Yıkanan elbisede kalan necaset izi temizmidir?
Kayıtsız Üye
Yıkanan elbisede kalan necaset izi temizmidir
Cevap: Yıkanan elbisede kalan necaset izi temizmidir?
rana
Makinelerde yıkanan kıyafet ve tabaklar temizdir. Elbiseyi yıkadıktan sonra kalan necaset izi temiz kabul edilir.
Si
Cevap: Yıkanan elbisede kalan necaset izi temizmidir?
gökhanagt
Katı ve Sıvı Pislikler:
Katı pislik ölü hayvan eti ve dışkı; sıvı ise akan kan, meziy ve vediy gibi pisliklerdir.
Görülen ve Görülmeyen Pislikler:
Görülen; dışkı ve kan gibi gözle görülen ve aynî varlığı olan pisliklerdir. Bir defa da olsa kendisinin yok edilmesi ile temizlenmiş olur.
Görülmeyen pislik ise sidik gibi kuruduktan sonra varlığı gözle görülemeyen pisliktir. Temizlenmesi yıkayanın temizlendiğine kanaat getirinceye kadar yıkaması ile olur. Vesveseli kimse için yıkama sayısı üçtür. Zahiru’r-rivayeye göre her defasında sıkmak da gerekir. Çünkü pisliği çıkaracak olan sıkmadır.
Temizleme Şekil ve Yolları: Temiz olmayan şeyler: temizlemek için özelliklerine göre çeşitli yollar vardır.
1. Su ile yıkamak: Su, hem pisliği temizleme ve hem de abdest ve gusülde kullanılma bakımından asıl temizleyicidir. Allah Teâlâ şöyle buyurur:
"Sizi temizlemek için Allah gökten su indiriyor" (el-A’râf; 7/11); "Biz gökten temizleyici su indirdik" (el-Furkân, 25/48). Temizlik için kullanılacak su, yağmur, kar, nehir, göl, deniz, kuyu, pınar ve sel sularının toplandığı gölet suları olabilir. Hz. Peygamber şöyle buyurmuştur: "Su, temizdir. Onu tadı, rengi veya kokusu değişmedikçe dışarıdan bir şey kirletmez" (Buhârî, Vüdû’, 67). Yine Allah elçisi, Esmâ binti Ebî Bekir’e elbisesini hayızdan nasıl temizleyeceği konusunda; "Ovalar sonra da su ile çitiler" buyurmuştur (Buhârî, Vüdû’, 63; Müslim, Tahâre, 110; Ahmed b. Hanbel, VI, 134, 346).

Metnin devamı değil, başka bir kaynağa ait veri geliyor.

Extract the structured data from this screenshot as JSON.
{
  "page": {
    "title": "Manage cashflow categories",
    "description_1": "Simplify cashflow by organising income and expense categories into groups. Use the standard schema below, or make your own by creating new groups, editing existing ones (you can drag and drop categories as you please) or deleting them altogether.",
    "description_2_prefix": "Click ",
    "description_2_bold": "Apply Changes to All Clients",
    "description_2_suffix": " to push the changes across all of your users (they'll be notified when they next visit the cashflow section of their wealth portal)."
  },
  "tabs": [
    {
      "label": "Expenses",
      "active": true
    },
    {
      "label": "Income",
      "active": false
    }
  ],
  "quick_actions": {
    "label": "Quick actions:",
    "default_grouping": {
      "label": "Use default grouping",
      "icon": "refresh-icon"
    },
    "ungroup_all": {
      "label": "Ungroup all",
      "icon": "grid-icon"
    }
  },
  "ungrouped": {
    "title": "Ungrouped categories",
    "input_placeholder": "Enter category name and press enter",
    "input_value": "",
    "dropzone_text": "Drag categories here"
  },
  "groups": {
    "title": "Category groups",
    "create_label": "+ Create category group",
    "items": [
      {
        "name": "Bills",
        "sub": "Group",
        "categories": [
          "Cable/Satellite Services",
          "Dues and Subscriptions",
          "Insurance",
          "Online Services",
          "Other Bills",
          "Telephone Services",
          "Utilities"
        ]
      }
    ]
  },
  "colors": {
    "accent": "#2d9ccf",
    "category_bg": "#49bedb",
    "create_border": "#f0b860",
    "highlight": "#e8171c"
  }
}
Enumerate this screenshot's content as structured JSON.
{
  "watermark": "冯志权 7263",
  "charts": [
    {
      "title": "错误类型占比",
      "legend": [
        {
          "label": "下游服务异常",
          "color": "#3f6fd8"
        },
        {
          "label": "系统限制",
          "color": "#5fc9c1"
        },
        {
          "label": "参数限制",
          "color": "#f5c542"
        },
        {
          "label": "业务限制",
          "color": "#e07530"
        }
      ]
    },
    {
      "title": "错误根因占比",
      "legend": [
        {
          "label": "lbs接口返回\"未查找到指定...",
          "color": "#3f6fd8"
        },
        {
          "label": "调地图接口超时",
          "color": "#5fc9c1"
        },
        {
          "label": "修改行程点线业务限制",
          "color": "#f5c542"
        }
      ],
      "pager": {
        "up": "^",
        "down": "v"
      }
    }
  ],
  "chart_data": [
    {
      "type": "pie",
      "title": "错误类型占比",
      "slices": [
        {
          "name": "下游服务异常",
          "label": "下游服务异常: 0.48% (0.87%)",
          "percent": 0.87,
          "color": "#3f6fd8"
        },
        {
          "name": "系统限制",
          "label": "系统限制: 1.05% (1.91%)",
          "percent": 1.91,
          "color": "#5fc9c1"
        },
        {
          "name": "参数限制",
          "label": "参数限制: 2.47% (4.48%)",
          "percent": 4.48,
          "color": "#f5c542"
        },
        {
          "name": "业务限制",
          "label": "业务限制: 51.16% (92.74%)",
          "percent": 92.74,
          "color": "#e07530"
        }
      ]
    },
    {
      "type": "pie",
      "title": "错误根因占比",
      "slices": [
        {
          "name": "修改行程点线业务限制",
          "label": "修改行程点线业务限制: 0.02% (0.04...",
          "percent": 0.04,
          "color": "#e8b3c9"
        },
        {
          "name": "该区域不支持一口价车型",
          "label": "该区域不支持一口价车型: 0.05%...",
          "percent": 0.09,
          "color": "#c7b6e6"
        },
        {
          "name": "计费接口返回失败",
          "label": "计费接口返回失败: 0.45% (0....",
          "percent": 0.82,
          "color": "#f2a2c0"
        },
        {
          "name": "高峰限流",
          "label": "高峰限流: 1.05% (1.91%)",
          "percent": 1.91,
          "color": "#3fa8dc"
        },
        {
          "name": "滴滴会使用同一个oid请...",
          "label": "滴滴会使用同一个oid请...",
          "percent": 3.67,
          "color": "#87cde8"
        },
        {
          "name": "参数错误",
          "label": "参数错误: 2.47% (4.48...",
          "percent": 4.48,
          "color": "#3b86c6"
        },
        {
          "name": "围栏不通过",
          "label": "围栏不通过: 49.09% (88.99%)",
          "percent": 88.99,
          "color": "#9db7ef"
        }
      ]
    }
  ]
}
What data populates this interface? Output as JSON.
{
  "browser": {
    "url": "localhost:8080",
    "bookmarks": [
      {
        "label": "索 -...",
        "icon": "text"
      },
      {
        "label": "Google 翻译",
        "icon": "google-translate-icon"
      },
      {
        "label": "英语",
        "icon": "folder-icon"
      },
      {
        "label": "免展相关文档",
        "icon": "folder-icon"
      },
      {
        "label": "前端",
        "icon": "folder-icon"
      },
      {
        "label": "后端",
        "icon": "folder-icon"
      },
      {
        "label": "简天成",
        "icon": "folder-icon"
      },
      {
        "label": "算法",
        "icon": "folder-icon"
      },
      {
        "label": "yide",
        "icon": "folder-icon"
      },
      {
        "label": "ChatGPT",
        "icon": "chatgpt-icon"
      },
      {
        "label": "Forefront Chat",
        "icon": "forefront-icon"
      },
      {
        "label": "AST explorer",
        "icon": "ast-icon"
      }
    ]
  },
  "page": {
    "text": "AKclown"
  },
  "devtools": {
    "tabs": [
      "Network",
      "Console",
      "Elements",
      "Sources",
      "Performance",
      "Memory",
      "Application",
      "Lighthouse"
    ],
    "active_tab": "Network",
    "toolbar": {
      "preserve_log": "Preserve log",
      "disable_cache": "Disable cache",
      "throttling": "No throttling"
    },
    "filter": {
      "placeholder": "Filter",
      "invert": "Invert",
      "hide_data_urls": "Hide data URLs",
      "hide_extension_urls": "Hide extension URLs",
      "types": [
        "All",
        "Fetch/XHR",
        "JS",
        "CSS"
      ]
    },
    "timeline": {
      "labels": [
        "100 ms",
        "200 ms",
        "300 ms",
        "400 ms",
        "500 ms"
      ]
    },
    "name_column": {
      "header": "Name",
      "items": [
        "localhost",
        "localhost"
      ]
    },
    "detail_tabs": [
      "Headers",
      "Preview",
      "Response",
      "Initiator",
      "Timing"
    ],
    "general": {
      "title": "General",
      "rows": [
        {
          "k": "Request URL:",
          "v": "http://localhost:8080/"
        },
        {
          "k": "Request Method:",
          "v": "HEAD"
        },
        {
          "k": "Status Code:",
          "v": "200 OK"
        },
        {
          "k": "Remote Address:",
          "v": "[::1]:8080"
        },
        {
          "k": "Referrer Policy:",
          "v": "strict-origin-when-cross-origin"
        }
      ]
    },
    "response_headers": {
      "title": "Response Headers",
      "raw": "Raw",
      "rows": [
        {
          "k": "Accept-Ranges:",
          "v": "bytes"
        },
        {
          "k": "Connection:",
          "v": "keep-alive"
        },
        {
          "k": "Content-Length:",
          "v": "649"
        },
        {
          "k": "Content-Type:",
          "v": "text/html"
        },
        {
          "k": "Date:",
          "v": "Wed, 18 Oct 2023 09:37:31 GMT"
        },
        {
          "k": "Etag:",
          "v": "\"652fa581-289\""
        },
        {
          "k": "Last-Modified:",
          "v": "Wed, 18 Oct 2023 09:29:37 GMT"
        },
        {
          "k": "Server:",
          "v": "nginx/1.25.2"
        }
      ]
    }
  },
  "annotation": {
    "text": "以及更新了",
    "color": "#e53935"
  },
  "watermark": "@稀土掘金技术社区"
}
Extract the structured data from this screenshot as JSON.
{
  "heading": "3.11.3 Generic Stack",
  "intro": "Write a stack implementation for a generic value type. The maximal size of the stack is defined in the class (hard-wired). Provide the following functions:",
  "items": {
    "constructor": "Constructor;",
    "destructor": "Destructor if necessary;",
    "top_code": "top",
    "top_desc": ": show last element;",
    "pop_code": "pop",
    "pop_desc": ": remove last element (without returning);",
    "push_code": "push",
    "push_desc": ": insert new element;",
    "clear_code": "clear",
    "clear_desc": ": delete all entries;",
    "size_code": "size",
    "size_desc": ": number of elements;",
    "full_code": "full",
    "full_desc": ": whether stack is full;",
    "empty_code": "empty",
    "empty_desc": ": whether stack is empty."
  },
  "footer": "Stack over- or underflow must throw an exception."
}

Hanefilerde tercih edilen görüşe göre hakikî pislikler gül suyu, sirke, meyve ve bitki suyu gibi normal su dışındaki sıvılarla da temizlenebilir. Hanefîler su dışındaki temizleyici sayısını yirmibire kadar çıkarmışlardır. Diğer mezhepler bunların bazılarında Hanefilerden farklı görüşe sahiptirler. Ancak su dışındaki sıvılarla abdest alınmaz, gusül yapılmaz. Bu konuda görüş birliği vardır (el-Kâsânî, a.g.e., I, 83-87; İbnül-Hümâm, a.g.e., I, 133-138; İbn Âbidin, a.g.e., I, 284 vd.; ez-Zeylaî, Tebyînül-Hakâik, I, 60 vd.; el-Meydânî, el-Lübâb, I, 24 vd.).
Su ile temizlemenin şekli
1. Necâset, sidik, köpek salyasının eseri gibi görünmeyen nitelikte ise, temizlendiğine kanaat getirinceye kadar yıkanır. Bu da üç defadır. Delil şu hadislerdir: "Sizden birinizin kabına köpek ağzını soksa, onu üç defa yıkasın ". Başka bazı rivayetlerde yedi defa yıkasın" ifadesi vardır (Buhârî, Vüdû’, 33; Müslim, Tahâre, 89, 91, 92, 93; Ahmed b. Hanbel, II, 314, 427). "Sizden biriniz uykusundan uyandığında, kaba sokmadan önce elini üç defa yıkasın" (Buhârî, Vüdû’, 26; Mâlik, Muvatta’, Tahâre, 9; Ahmed b. Hanbel, II, 465). Köpeklerin ağzını sokmasından dolayı yedi defa yıkama emri İslâm’ın ilk dönemlerinde zorunlu olmadıkça evde köpek beslemeyi sınırlamak amacına yönelik idi.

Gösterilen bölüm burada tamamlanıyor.